Social Impact Bonds: Finding Funding for an Ounce of Prevention
Social impact bonds are a relatively new financial instrument that promises to earn returns for investors while giving state and local governments the upfront capital they need to pursue money-saving programs.
It’s an old truism in government that prevention saves money. You can save health costs by preventing obesity. You can save costs on social services by preventing homelessness. Spend a little money now, and you can save a lot in the future.
But two political realities can get in the way: Budgets are typically written for a single year, and political lives are short. Both of those factors often lead governments to make choices that have lower short-term costs, but may be more expensive in the long run. Tracy Palandjian wants to help governments make a wiser fiscal choice.
As a founder of the Boston-based nonprofit Social Finance Inc., she’s a leader in the world of social impact bonds -- a relatively new financial instrument that promises to earn returns for investors while giving state and local governments the upfront capital they need to pursue money-saving programs. To put it plainly, Palandjian says, “It monetizes prevention.”
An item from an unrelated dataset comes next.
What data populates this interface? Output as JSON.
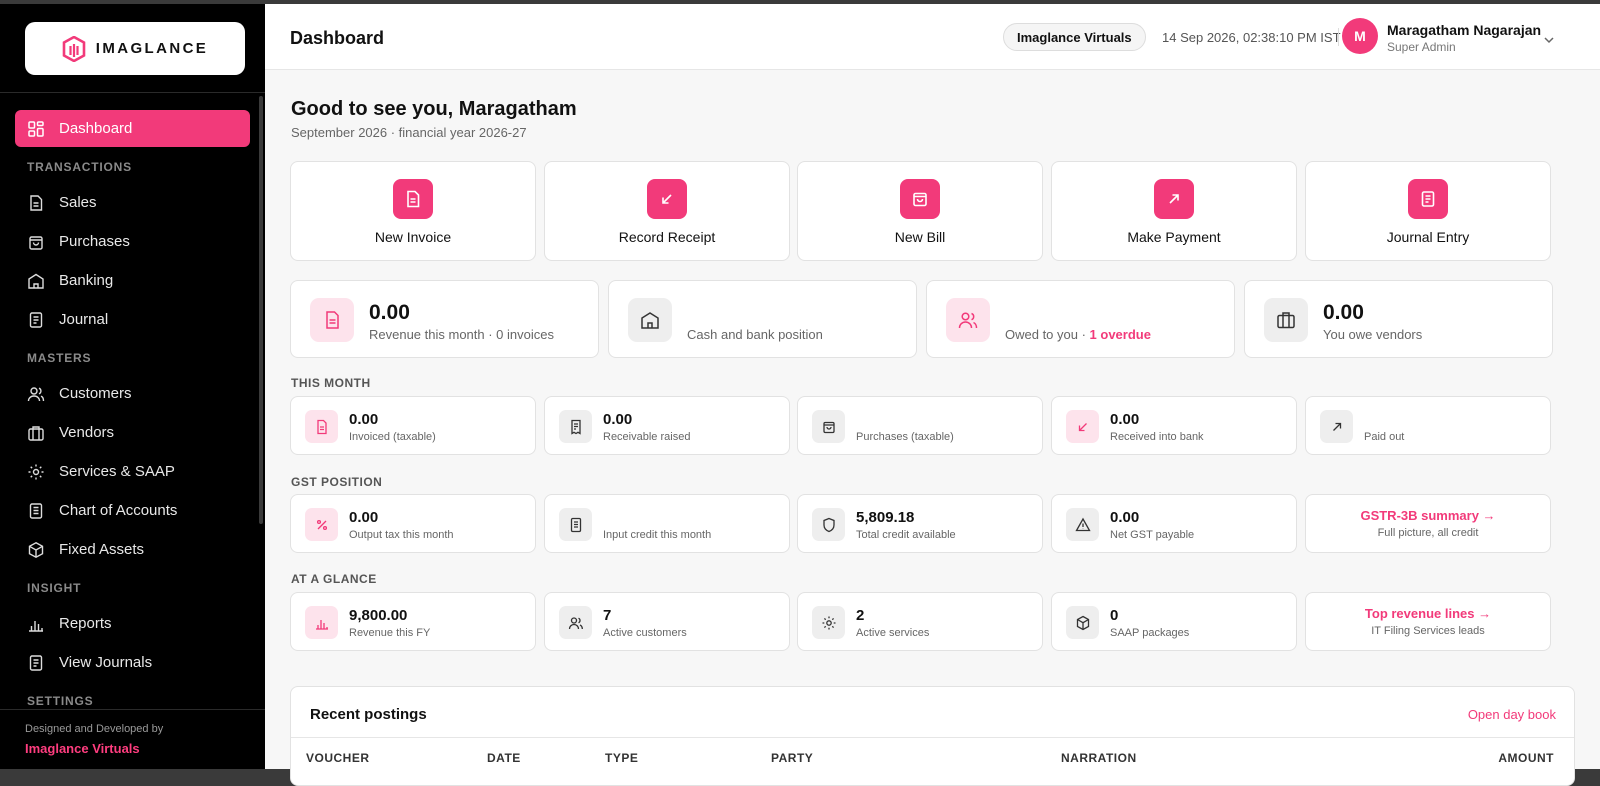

The idea is that if a government gets an infusion of capital to pay for prevention programs now (say, to support recently released prisoners), then it will eventually save money in the long run (in this case by avoiding future incarcerations). Investors would front the money for a prevention program, and if it works, they’d get paid back along with interest from the savings they achieved. Investors typically earn returns of anywhere from 2 to 13 percent, but there’s a risk that they lose it all if the programs don’t work. Investors include foundations and philanthropic organizations, wealthy individuals, and (eventually) institutional investors.
The poster-child for social impact bonds (SIBs) is a program launched in 2010 by Social Finance Ltd., an older United Kingdom affiliate of Palandjian’s organization that seeks to reduce the recidivism rate of prisoners in Peterborough, England, by providing them with support upon their release. Palandjian’s organization started getting attention when Massachusetts was seeking partners for a pair of social impact bonds. Her group didn’t win those deals, but it did just enter into a partnership with New York state to help finance a workforce development program. Palandjian says she expects a growing number of municipalities to consider SIBs and says federal agencies, including the departments of Labor and Justice, are trying to encourage states to include SIB components in some grant proposals.
Palandjian is quick to note that SIBs aren’t a silver bullet. They work best when a particular intervention has an established track record. And the economics are such that an SIB is only feasible when the long-term savings exceed the cost of the intervention itself. Programs that address homelessness, recidivism, workforce development, senior housing and childhood obesity lend themselves to the tool.
“It’s really too early to tell” whether SIBs will remain on the periphery of government finance or became a key fiscal tool, Palandjian says. “The track record of the early transaction will dictate the fate of the market.”